Un plaisir chaud et sucré, qui nous replonge immédiatement dans les souvenirs d’enfance… On traverserait la planète pour moins que ça, non?
Découvrir le Sri Lanka
Royal Botanical Garden de Peradeniya
Conçu en 1370, le superbe jardin de Peradeniya est longtemps resté parc d’agrément royal.
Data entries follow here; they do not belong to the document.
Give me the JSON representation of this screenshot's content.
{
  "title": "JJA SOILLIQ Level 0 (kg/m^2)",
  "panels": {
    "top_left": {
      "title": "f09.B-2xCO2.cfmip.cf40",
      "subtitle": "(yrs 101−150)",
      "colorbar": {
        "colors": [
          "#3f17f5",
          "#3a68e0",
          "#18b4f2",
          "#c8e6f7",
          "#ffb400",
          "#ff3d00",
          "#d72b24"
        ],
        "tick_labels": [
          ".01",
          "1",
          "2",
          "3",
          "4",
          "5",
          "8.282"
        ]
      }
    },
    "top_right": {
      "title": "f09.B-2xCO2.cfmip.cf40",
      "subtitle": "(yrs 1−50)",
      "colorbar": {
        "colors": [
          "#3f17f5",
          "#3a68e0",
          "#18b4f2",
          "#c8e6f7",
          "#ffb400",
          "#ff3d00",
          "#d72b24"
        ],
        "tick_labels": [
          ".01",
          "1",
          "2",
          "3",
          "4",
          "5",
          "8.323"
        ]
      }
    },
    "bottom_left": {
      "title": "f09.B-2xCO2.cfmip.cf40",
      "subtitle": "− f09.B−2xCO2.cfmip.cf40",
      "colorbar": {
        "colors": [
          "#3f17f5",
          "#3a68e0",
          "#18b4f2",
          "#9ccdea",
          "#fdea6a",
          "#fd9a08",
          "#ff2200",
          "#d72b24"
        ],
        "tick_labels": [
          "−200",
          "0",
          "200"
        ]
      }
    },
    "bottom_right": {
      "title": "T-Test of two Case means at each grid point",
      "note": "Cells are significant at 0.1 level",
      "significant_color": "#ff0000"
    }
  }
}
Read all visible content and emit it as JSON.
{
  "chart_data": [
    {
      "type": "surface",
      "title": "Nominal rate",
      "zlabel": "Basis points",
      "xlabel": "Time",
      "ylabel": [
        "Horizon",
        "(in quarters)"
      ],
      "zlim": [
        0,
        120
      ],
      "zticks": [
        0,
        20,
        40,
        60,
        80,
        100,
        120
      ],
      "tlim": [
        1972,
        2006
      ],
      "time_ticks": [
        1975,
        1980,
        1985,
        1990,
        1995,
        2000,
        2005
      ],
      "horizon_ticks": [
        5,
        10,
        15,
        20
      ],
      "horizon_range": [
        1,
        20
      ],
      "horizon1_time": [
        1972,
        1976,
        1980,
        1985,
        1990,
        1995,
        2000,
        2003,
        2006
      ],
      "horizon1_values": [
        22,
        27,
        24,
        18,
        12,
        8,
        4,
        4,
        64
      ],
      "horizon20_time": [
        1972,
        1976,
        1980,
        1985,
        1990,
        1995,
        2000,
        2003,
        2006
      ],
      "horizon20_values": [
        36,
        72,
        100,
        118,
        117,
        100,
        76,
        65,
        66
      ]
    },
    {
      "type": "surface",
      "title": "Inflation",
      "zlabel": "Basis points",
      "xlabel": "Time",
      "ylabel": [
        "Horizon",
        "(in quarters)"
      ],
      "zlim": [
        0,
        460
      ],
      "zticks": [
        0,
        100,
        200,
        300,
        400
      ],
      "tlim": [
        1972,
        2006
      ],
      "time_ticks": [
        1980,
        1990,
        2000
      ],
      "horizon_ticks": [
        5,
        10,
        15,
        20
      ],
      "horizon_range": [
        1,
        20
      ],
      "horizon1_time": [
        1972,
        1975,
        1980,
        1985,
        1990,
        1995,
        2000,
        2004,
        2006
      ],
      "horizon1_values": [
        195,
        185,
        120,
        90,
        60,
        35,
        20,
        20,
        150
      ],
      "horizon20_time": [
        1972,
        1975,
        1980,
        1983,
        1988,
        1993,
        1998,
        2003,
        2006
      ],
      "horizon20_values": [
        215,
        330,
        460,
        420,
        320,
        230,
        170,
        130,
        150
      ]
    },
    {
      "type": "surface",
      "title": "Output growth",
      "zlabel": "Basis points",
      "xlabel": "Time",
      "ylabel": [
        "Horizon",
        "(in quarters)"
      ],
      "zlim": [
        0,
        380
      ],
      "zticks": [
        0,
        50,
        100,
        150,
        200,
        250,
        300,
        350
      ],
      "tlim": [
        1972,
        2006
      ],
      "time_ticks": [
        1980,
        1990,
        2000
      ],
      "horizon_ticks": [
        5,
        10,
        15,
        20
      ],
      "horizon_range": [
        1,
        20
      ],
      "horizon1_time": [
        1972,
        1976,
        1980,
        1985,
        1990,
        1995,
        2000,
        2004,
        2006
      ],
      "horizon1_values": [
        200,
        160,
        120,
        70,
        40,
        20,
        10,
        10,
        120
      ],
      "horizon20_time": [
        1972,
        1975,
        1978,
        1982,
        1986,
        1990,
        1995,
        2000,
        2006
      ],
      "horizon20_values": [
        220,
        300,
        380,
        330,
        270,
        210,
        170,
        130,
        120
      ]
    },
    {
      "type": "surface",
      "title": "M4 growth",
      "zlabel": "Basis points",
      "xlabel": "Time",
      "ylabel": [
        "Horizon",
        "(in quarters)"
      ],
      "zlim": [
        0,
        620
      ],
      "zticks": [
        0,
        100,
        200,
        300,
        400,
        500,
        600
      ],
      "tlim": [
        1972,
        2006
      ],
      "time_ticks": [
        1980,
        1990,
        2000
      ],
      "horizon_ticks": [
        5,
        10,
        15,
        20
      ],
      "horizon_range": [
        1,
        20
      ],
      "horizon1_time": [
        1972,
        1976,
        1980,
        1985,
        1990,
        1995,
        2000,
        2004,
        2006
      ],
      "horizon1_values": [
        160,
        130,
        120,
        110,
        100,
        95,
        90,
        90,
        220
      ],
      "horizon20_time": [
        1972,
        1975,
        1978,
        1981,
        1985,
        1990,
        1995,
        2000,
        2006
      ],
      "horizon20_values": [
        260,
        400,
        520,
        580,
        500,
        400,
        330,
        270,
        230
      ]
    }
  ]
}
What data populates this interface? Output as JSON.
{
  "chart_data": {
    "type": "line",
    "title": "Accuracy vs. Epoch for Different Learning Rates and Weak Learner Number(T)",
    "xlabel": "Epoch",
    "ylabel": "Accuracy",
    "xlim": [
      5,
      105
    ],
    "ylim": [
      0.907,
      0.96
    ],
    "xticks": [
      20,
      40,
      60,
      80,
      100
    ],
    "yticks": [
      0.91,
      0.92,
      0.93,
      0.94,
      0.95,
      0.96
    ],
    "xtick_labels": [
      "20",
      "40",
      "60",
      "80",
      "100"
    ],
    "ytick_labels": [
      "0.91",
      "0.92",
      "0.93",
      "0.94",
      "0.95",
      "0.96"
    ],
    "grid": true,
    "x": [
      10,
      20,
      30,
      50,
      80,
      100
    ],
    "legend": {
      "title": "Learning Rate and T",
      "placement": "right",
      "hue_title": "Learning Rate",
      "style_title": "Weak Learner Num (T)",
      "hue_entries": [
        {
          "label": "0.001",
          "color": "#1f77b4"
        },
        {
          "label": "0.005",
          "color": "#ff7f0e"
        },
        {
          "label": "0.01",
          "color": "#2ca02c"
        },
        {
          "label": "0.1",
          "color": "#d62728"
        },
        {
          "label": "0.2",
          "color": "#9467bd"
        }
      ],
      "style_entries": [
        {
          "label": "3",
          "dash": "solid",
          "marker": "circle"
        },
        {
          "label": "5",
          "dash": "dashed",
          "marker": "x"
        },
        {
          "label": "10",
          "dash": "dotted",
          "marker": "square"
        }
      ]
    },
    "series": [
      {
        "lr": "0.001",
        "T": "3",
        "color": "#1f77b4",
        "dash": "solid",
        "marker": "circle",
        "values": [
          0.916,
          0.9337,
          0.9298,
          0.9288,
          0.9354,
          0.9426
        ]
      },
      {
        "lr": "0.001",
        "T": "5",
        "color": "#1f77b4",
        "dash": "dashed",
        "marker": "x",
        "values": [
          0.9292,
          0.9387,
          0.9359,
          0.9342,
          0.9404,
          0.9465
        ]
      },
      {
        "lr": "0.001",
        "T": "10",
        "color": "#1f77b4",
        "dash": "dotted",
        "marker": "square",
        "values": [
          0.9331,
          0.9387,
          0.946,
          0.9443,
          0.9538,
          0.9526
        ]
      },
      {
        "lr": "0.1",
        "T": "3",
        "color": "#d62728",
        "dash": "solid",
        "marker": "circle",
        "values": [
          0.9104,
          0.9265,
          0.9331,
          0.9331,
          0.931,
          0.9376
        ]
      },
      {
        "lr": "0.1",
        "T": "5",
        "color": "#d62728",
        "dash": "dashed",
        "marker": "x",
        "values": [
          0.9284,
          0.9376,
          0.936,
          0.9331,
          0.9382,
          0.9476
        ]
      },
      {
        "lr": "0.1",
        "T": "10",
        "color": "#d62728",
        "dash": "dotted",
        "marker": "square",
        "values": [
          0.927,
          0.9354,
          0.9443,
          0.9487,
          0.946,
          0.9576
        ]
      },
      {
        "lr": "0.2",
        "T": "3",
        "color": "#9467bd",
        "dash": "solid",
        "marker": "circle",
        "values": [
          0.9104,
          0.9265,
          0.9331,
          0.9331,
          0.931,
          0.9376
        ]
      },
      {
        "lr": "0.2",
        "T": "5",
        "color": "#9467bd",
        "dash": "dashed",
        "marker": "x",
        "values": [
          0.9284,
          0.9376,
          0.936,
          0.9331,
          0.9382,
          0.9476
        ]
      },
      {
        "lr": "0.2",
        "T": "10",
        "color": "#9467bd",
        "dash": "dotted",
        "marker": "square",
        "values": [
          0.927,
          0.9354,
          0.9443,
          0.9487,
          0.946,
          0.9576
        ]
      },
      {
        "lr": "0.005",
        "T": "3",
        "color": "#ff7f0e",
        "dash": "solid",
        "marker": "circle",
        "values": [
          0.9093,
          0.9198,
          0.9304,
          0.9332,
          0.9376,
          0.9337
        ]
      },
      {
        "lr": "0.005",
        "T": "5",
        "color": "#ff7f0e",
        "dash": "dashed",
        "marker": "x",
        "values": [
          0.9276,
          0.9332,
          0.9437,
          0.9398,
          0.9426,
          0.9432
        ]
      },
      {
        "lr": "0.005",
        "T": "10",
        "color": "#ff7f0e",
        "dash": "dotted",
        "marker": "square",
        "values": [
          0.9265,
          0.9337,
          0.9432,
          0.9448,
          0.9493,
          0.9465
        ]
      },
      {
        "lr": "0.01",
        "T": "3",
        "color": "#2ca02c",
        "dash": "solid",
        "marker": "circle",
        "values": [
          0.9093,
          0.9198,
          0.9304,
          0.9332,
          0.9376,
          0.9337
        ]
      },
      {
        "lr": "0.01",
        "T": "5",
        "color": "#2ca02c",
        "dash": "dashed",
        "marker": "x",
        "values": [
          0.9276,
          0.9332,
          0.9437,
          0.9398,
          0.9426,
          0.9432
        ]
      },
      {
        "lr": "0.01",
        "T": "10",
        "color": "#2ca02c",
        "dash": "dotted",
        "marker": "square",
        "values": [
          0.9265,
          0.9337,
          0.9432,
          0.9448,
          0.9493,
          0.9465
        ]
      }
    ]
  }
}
Cet espace de 60 hectares compte un somptueux jardin d’épices où voir, et comprendre, la culture des canneliers.
The Spice Shop, à Galle Fort
Une toute petite boutique aux allures de comptoir colonial qui propose une belle sélection d’épices dont de la cannelle de Ceylan en poudre et en bâton.
instagram: @thespiceshop.gallefort
Jetwing Vil Uyana, à Sigiriya
Au coeur du triangle culturel du Sri Lanka, le restaurant de cet écolodge propose une cuisine raffinée où les épices, cannelle mais aussi curcuma, cumin et poivres, sont reines.
jetwinghotels.com/jetwingviluyana
Amanwella, à Tangalle
Un cours de cuisine ou un dîner? C’est au choix pour déguster la cuisine du chef sri lankais Shanti Peiris, qui sublime les épices au coeur de cet hôtel qui cultive le « modernisme tropical » cher à l’architecte natif de l’île Geoffrey Bawa.